I have read many posts on this forum and feel a bit late to the very sad party…I am still feeling so lost without my husband/ partner of 30 years …even though it was three years ago next thursday…I was numb for so long …needing to be strong for everyone else …but I am now realising actually for myself . Dont really know what else to say other than,that for the most part I still find joy in so many things …our children (in their late twenties) our grandson (nearly 10) my wonderful friends …not necessarily the same ones sadly…

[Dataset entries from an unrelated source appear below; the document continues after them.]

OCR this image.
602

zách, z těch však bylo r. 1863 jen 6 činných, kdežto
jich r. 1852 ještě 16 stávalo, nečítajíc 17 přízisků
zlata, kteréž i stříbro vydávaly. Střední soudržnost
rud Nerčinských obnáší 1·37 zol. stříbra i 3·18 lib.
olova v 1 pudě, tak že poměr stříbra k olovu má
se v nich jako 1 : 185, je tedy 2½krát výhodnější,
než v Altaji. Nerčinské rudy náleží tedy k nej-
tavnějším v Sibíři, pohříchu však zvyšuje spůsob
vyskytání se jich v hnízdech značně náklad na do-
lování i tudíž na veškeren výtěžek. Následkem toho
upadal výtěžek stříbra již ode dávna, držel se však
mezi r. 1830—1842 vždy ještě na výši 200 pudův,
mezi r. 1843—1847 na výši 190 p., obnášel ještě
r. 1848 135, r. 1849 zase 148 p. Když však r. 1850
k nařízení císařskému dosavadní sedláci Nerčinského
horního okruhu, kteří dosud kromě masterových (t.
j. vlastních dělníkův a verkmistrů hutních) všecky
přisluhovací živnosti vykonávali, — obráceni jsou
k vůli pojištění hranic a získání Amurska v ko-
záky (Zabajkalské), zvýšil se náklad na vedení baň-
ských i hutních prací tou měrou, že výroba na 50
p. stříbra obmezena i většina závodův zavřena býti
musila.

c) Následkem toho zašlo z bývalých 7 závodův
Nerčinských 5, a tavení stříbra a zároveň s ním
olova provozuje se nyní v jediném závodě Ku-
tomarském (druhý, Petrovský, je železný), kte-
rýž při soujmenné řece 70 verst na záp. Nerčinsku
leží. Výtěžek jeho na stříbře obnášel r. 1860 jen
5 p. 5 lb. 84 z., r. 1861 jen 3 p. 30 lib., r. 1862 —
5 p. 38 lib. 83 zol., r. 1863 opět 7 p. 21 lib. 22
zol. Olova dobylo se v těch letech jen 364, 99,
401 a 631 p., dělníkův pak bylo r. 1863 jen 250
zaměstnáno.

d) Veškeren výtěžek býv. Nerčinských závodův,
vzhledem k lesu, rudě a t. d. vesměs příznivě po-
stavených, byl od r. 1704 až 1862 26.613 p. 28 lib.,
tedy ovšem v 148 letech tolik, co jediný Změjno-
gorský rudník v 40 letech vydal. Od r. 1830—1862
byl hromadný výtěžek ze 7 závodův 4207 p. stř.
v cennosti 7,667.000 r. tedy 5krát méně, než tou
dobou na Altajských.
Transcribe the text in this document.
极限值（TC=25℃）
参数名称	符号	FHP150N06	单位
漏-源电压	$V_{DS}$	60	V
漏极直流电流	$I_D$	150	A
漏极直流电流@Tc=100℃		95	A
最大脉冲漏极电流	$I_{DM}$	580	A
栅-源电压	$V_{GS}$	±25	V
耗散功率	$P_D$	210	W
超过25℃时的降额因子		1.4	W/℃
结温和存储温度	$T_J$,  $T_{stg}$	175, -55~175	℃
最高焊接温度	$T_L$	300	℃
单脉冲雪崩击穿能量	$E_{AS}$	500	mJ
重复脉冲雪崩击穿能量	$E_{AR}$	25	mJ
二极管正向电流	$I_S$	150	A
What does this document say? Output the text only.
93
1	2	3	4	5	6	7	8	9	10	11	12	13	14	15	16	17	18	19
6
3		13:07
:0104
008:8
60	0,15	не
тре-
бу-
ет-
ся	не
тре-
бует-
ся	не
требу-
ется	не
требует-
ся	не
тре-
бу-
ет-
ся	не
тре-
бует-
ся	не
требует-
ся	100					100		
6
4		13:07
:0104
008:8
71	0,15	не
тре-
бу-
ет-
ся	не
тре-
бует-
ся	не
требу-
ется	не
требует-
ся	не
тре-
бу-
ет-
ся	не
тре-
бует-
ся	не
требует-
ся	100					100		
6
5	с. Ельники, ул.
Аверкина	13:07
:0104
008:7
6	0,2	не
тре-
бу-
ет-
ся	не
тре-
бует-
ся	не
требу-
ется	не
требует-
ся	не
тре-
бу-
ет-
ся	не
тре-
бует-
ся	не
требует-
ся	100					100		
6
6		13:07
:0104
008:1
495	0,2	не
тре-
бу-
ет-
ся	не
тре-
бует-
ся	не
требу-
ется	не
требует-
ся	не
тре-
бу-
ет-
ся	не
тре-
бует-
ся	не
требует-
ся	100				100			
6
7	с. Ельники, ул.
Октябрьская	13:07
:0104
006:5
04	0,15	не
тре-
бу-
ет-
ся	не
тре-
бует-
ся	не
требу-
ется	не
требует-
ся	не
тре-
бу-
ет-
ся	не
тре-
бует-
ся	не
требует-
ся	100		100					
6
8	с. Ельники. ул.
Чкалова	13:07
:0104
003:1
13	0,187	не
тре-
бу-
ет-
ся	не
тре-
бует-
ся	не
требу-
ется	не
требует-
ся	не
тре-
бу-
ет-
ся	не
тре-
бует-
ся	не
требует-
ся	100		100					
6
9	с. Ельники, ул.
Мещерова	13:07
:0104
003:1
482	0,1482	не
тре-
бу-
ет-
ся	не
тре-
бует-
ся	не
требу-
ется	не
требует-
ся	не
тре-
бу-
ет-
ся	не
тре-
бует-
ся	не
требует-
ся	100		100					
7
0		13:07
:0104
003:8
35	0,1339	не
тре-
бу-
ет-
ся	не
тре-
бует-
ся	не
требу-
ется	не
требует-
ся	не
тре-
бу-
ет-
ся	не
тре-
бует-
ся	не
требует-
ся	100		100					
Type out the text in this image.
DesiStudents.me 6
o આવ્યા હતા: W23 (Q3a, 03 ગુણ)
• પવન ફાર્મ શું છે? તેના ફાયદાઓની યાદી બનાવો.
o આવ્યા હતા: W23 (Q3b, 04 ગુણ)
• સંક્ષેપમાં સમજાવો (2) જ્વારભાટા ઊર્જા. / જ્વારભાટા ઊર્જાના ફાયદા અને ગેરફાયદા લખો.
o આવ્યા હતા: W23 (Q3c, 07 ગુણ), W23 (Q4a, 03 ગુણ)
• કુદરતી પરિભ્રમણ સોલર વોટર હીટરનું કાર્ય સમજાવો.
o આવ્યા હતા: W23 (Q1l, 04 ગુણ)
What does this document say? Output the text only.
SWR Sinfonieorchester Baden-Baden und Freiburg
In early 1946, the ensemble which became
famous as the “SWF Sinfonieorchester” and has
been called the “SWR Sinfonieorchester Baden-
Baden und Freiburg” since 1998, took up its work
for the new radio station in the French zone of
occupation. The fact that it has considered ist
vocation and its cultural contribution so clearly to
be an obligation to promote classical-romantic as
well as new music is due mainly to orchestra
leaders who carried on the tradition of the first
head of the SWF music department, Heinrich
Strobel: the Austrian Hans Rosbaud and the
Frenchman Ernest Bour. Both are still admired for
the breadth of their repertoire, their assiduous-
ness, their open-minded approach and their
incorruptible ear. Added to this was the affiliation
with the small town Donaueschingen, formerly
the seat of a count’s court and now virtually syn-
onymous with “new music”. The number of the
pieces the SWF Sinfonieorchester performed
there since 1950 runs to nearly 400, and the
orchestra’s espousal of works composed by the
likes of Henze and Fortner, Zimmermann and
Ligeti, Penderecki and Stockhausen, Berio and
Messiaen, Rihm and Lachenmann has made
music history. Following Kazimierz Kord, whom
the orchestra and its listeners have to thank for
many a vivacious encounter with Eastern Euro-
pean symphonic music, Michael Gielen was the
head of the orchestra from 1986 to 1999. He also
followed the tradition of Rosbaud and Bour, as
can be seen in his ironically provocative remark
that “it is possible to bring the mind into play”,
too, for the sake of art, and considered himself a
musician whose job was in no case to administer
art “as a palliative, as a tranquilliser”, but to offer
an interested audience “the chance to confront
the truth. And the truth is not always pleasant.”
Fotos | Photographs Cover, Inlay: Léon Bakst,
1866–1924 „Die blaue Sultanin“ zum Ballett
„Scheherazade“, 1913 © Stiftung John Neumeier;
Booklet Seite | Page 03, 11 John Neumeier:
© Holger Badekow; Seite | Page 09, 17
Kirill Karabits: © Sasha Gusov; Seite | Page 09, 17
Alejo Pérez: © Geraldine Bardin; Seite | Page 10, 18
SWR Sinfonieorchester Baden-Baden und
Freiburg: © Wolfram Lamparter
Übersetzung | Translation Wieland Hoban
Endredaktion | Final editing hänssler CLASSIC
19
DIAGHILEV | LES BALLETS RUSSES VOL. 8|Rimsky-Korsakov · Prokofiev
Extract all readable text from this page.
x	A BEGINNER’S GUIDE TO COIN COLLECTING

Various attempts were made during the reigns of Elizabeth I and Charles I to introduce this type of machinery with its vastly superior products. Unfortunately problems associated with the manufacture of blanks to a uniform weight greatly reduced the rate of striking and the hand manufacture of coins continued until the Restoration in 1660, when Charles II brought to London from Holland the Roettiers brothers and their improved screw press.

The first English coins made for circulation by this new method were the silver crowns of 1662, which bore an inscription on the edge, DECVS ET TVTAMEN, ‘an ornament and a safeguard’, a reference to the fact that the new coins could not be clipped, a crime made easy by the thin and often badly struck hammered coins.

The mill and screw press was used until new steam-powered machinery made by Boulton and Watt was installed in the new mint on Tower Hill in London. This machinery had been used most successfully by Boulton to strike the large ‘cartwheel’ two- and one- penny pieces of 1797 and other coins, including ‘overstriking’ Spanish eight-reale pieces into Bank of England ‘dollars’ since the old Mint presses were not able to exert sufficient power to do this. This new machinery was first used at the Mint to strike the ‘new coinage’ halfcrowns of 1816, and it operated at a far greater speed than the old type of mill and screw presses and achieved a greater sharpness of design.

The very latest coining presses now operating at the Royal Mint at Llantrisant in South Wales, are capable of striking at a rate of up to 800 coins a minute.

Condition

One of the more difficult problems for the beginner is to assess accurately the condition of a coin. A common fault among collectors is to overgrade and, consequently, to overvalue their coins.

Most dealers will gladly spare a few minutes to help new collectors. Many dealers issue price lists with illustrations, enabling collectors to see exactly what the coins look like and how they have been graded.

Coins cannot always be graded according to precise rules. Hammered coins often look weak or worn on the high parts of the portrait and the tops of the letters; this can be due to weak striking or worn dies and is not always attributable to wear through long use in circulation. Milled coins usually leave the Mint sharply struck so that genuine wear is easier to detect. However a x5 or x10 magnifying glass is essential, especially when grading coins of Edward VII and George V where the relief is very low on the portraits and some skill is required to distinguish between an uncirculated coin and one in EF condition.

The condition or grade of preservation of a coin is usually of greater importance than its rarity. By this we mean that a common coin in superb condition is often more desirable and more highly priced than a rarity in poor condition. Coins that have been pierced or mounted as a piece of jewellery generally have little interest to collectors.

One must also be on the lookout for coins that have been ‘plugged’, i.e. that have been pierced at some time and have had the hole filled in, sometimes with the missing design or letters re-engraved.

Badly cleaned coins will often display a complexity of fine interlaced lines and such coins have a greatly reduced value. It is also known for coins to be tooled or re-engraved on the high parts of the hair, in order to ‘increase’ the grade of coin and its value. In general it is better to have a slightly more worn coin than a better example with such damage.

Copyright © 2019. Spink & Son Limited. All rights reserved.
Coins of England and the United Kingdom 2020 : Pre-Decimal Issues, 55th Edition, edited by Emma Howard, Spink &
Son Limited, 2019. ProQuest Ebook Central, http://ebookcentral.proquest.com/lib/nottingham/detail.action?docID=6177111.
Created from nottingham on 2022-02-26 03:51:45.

There is no late or early arrival here on this forum , we all grieve in diffrent ways and three years on doesn’t mean you have suddenly got over your loss , I expect in three years I too will be posting here now and again to receive a little comfort
Hi. Sam, and a warm Welcome to the site. There is no time limit to grief. One year or twenty, it can still happen at times that we feel down and lost. Time is really irrelevant in grief. That you can find some joy in so many things is a major step forward. You have a family, which so many of us don’t have. You are right about so called ‘friends’. Many of mine have dropped away, but the real ones still keep in touch. You are in the right place for virtual friends. I have made friends on here that are so kind and helpful.
As Geoff-tee says, it’s never too late to come on here, and better late than never. I do hope you will come back and talk. It’s not so much about helping ourselves, although that is important, but giving others help in a similar situation. We all learn from experience, and what we have learned in bereavement we can pass on to others, Blessings. John.